Memories of the Queen
by the Rev. Deacon Angela Ferree
The Episcopal Church of the Good Shepherd and St. Luke
Our family, my parents, sister Susan and I, left England for three years in Kenya in 1951. My father taught in an African teacher training college, first in Embu then at Kagumo near Nyeri. We children attended boarding school which I hated, severely restrained after the relative freedom of an English childhood.
In February 1952, it was announced at school, Kenya Girls High School in Nairobi, that Princess Elizabeth and her husband would be visiting the colony, and to celebrate we would hold an Elizabethan Pageant.

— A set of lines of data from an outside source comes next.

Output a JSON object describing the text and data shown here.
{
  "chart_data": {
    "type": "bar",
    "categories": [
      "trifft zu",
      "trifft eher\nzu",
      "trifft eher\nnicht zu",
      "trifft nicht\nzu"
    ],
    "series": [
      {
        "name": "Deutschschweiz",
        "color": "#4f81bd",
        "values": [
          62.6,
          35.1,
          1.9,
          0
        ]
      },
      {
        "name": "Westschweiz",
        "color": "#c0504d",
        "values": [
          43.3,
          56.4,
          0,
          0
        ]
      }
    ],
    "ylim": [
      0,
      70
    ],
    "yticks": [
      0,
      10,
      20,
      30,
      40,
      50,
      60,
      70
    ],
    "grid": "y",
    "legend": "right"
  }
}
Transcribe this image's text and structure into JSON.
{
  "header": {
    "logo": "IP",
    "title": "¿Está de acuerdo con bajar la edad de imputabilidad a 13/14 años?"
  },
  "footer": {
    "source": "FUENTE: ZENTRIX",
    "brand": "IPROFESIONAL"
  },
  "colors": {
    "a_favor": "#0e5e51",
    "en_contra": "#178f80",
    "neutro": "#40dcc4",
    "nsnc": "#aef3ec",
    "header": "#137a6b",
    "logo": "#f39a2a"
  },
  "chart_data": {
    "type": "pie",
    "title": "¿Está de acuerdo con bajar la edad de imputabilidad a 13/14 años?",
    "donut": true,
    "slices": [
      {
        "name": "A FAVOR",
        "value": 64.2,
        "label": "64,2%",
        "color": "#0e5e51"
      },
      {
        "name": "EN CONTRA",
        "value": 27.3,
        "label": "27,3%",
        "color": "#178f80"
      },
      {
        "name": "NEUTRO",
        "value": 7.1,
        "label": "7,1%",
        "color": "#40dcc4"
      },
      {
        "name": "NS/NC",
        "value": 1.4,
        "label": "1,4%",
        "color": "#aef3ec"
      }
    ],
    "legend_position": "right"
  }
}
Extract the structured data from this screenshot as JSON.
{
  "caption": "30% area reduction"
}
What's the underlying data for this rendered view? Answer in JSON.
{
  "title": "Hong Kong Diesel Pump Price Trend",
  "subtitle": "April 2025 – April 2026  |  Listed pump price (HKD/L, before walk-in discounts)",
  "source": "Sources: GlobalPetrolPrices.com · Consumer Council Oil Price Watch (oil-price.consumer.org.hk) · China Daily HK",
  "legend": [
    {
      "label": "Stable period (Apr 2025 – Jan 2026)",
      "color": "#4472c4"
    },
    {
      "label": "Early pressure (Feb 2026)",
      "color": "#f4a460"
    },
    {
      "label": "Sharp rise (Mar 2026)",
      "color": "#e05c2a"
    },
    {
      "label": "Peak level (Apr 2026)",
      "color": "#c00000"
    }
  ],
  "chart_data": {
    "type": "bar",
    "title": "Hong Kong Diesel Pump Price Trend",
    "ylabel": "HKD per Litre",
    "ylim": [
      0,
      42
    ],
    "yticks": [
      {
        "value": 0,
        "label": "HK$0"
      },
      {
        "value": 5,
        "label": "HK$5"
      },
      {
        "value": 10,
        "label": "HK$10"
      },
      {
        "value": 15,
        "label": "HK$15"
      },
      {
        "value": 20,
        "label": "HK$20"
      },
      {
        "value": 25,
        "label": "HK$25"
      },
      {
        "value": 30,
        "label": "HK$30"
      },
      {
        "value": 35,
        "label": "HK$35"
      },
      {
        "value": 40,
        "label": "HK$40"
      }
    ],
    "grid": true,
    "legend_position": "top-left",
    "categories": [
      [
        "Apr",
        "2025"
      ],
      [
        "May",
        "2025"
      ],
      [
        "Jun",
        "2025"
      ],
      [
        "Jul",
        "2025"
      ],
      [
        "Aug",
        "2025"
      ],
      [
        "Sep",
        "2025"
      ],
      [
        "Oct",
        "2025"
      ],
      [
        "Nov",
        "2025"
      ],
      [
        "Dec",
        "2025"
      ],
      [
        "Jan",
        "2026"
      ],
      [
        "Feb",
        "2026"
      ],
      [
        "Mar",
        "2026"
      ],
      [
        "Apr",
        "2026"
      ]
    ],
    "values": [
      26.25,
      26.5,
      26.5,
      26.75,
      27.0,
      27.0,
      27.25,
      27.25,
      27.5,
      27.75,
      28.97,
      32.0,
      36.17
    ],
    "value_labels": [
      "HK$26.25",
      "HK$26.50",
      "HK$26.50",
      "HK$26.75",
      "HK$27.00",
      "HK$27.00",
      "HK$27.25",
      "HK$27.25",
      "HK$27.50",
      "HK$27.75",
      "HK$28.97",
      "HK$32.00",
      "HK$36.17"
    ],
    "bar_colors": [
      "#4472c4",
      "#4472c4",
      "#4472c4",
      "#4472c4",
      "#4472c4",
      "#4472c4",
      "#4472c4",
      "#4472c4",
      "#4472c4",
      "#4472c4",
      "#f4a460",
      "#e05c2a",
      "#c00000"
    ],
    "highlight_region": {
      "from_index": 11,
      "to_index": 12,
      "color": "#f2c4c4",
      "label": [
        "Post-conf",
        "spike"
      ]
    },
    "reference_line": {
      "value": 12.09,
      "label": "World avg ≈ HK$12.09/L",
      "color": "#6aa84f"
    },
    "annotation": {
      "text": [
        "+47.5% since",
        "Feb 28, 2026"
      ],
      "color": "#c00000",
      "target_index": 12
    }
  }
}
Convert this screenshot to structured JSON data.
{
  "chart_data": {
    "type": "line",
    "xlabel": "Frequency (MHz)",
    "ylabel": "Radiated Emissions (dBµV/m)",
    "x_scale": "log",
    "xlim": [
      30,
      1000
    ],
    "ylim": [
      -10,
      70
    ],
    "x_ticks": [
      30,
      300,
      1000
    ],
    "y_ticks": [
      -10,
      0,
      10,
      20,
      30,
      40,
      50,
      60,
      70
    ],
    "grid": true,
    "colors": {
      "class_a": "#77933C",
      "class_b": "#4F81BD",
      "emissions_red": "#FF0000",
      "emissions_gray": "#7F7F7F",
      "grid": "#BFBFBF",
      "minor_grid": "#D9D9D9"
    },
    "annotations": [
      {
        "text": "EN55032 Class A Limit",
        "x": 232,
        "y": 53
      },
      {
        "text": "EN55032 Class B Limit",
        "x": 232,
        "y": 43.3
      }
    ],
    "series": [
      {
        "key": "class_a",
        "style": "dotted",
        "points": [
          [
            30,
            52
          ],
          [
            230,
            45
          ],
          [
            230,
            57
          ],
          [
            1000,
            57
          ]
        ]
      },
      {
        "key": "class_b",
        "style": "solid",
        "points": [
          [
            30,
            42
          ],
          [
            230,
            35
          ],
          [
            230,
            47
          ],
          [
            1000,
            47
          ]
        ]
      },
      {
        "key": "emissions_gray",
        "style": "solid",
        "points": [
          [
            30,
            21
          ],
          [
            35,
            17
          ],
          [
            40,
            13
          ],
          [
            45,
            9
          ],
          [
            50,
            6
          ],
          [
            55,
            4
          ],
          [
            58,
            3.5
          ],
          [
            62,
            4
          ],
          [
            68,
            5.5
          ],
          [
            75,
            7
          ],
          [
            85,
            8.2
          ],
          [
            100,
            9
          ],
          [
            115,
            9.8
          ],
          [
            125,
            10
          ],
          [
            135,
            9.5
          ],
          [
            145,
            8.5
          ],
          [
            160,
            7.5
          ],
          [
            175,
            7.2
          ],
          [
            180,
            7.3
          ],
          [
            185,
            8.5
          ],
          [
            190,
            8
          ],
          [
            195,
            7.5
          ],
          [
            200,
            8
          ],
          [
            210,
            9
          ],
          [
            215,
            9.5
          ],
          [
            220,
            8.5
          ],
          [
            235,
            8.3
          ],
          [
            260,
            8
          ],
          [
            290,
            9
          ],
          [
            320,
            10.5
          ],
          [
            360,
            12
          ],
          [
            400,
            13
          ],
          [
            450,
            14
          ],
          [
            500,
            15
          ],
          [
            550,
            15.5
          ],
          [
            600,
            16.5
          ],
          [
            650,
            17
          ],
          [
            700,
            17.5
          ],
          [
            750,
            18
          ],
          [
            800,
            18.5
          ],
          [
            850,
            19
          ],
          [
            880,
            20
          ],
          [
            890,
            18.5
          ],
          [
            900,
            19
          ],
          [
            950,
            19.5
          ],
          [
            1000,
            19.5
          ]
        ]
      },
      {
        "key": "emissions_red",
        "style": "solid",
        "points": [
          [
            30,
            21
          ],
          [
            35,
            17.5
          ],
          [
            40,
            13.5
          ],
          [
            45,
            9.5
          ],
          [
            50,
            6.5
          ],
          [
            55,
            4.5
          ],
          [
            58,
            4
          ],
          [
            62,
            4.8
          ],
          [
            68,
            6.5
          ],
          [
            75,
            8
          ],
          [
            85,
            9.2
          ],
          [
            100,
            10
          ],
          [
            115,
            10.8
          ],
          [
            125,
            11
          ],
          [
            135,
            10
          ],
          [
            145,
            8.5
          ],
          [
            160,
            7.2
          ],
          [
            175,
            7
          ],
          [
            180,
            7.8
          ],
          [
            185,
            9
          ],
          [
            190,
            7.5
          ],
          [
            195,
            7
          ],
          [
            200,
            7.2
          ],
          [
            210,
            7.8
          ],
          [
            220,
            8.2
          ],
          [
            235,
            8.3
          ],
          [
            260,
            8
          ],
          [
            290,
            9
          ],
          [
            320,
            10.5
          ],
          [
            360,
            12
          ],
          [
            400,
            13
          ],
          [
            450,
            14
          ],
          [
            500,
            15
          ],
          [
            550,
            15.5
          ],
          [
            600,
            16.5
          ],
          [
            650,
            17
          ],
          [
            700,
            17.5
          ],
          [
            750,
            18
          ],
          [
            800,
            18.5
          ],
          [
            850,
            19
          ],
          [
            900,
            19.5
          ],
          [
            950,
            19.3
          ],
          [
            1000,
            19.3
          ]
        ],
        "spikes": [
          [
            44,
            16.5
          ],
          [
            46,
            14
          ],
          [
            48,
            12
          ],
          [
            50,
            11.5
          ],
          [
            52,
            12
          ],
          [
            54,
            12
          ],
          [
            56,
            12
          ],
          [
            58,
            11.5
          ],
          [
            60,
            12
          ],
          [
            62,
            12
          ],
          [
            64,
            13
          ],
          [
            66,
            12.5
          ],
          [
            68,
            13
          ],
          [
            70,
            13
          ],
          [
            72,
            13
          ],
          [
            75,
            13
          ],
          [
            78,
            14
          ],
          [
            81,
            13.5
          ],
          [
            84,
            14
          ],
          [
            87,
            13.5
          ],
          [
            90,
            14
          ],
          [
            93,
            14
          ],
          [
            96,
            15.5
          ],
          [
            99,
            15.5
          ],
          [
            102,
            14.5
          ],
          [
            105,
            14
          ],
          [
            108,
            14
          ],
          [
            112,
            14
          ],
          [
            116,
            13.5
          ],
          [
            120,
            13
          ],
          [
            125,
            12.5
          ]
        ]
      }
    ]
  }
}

To that end, each pupil would dress in costume appropriate to the first Elizabethan age. Our mothers were to create these assigned costumes from rather sketchy diagrams. My mother seriously grumbled at this task; not only was making the roll collar difficult to understand, but it was a definite interruption to social activities. And these colonialists were nothing if not social!
However, the task was completed; we returned to school after the holidays. Rehearsals for the pageant took place; we were ready. Then the night before the event, asleep in the dormitories we were awakened by the sound of aircraft flying low and fast over the school. Strange. The next morning a full school assembly was called. We were told the King had died; Princess Elizabeth had flown back to London to become Queen, and there would be no pageant.
What a memory! It becomes vivid again at this solemn time.